I started by downloading around 750 comments from Social Grep's website. They have pulled Reddit comments from different sets of subreddits. I pulled from their datasets for confession-like subreddits, the irl subreddits, and the dataset subreddit. I classified the comments manually by a set rule of morality. Once they were scored, I trained/tested the Logistic model with those comments.

For the specific user testing, I used PRAW to pull the most recent 50 comments from the username provided in the Hex Application. I ran the trained model and outputted the probability of each comment being nice and took an average of the probabilities and used that value to determine whether the user was naughty or nice. I use a script to email a CSV with all of the tested comments and the final score to the user.

Based on the results that have came through so far, the model is definitely biased towards giving the user a nice decision. I believe that is based on the training data being around 70% nice versus naughty. Does anyone have a way to help the model from being biased like that?

Feel free to try the app out and let me know what you think!

Comments

You must log in or register to comment.

A1-Delta t1_j1ao5gn wrote on December 22, 2022 at 10:14 PM

Would be great if you’d just let it show me results in browser. I’m not going to supply my email address no matter how many times you pinky promise it wont end up in a marketer’s hands.

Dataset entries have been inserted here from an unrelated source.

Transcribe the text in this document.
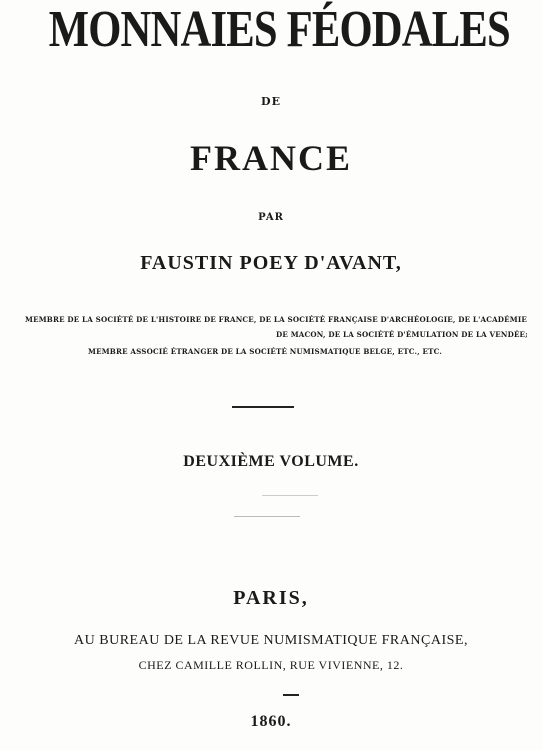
MONNAIES FÉODALES
DE
FRANCE
PAR
FAUSTIN POEY D'AVANT,
MEMBRE DE LA SOCIÉTÉ DE L'HISTOIRE DE FRANCE, DE LA SOCIÉTÉ FRANÇAISE D'ARCHÉOLOGIE, DE L'ACADÉMIE
DE MACON, DE LA SOCIÉTÉ D'ÉMULATION DE LA VENDÉE;
MEMBRE ASSOCIÉ ÉTRANGER DE LA SOCIÉTÉ NUMISMATIQUE BELGE, ETC., ETC.
DEUXIÈME VOLUME.
PARIS,
AU BUREAU DE LA REVUE NUMISMATIQUE FRANÇAISE,
CHEZ CAMILLE ROLLIN, RUE VIVIENNE, 12.
1860.
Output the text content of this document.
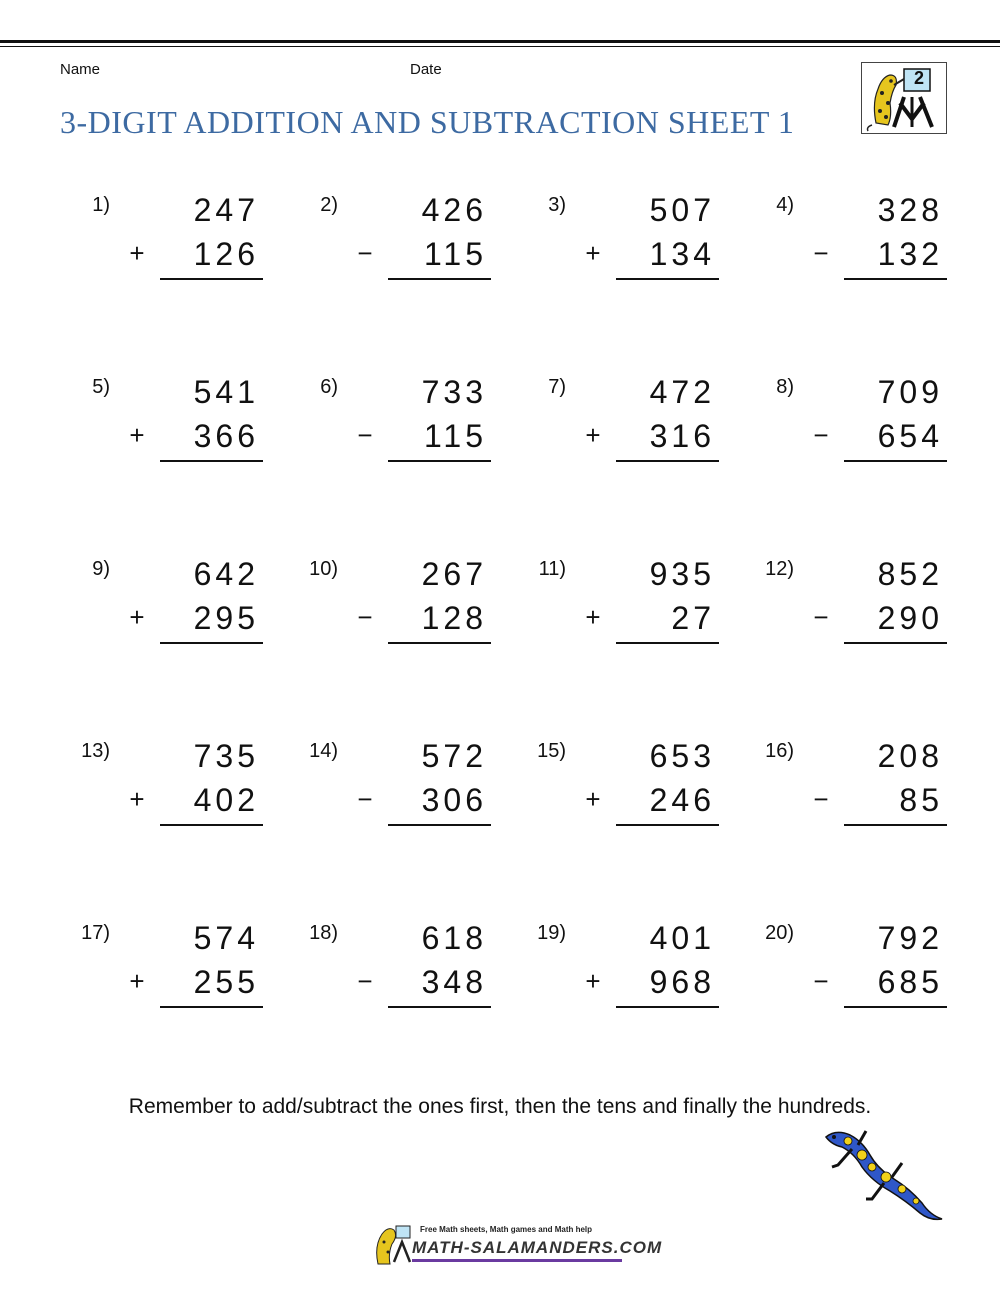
Name	Date
3-DIGIT ADDITION AND SUBTRACTION SHEET 1
2
1)	247
+	126
2)	426
−	115
3)	507
+	134
4)	328
−	132
5)	541
+	366
6)	733
−	115
7)	472
+	316
8)	709
−	654
9)	642
+	295
10)	267
−	128
11)	935
+	27
12)	852
−	290
13)	735
+	402
14)	572
−	306
15)	653
+	246
16)	208
−	85
17)	574
+	255
18)	618
−	348
19)	401
+	968
20)	792
−	685
Remember to add/subtract the ones first, then the tens and finally the hundreds.
Free Math sheets, Math games and Math help
MATH-SALAMANDERS.COM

Steven_Johnson34 OP t1_j1dv8xk wrote on December 23, 2022 at 4:06 PM

Completely understand. I knew that could be a concern when I was building it out. Process wise, it was not possible for me to show the results in the browser or else I would have done so based on API capabilities. We are going to try and use this as a jump off point to expand the API to be able to send statuses back on a webhook.

Lajamerr_Mittesdine t1_j1fuu1j wrote on December 24, 2022 at 12:41 AM

It's 2022. Everyone should be having their own email address dumps with their domain name.

For example with Google Domains you can easily spin up 100 email addresses forwarded to your main mailbox no extra charge. Comes with your yearly domain renewal.

I create emails for each service I use.

reddit@mydomain.com , google@mydomain.com , walmart@mydomain.com

I can just create an email called junktest@mydomain.com

And if it ever gets to spammy you can just delete that email from the list and it won't get forwarded to your main inbox

shitboots t1_j19bbmw wrote on December 22, 2022 at 4:54 PM

Santa making meta jokes. It determined with 69% certainty that I've been nice. Nice.

Steven_Johnson34 OP t1_j19ble8 wrote on December 22, 2022 at 4:55 PM

Maybe I need to make a model to check if Santa is naughty or not 😂

Koitenshin t1_j1cb7ny wrote on December 23, 2022 at 6:14 AM

If "The Santa Clause" is anything to go by, Santa has no problem sliding down any hole he can find.

Phoneaccount25732 t1_j19v3re wrote on December 22, 2022 at 7:01 PM

Focal loss is typical for class imbalanced data.

My brain prefers solutions that modify the training objective to resampling based solutions on the grounds of elegance. I'm not sure if that's a good attitude to have or not, if anyone has any thoughts.

Cherubin0 t1_j1cm12j wrote on December 23, 2022 at 8:27 AM

Nice, one step closer to full Social Credit System.

impossiblefork t1_j1cqvnr wrote on December 23, 2022 at 9:32 AM

We would be crazy to hand you our e-mail addresses. It's a fun idea, but that just isn't happening.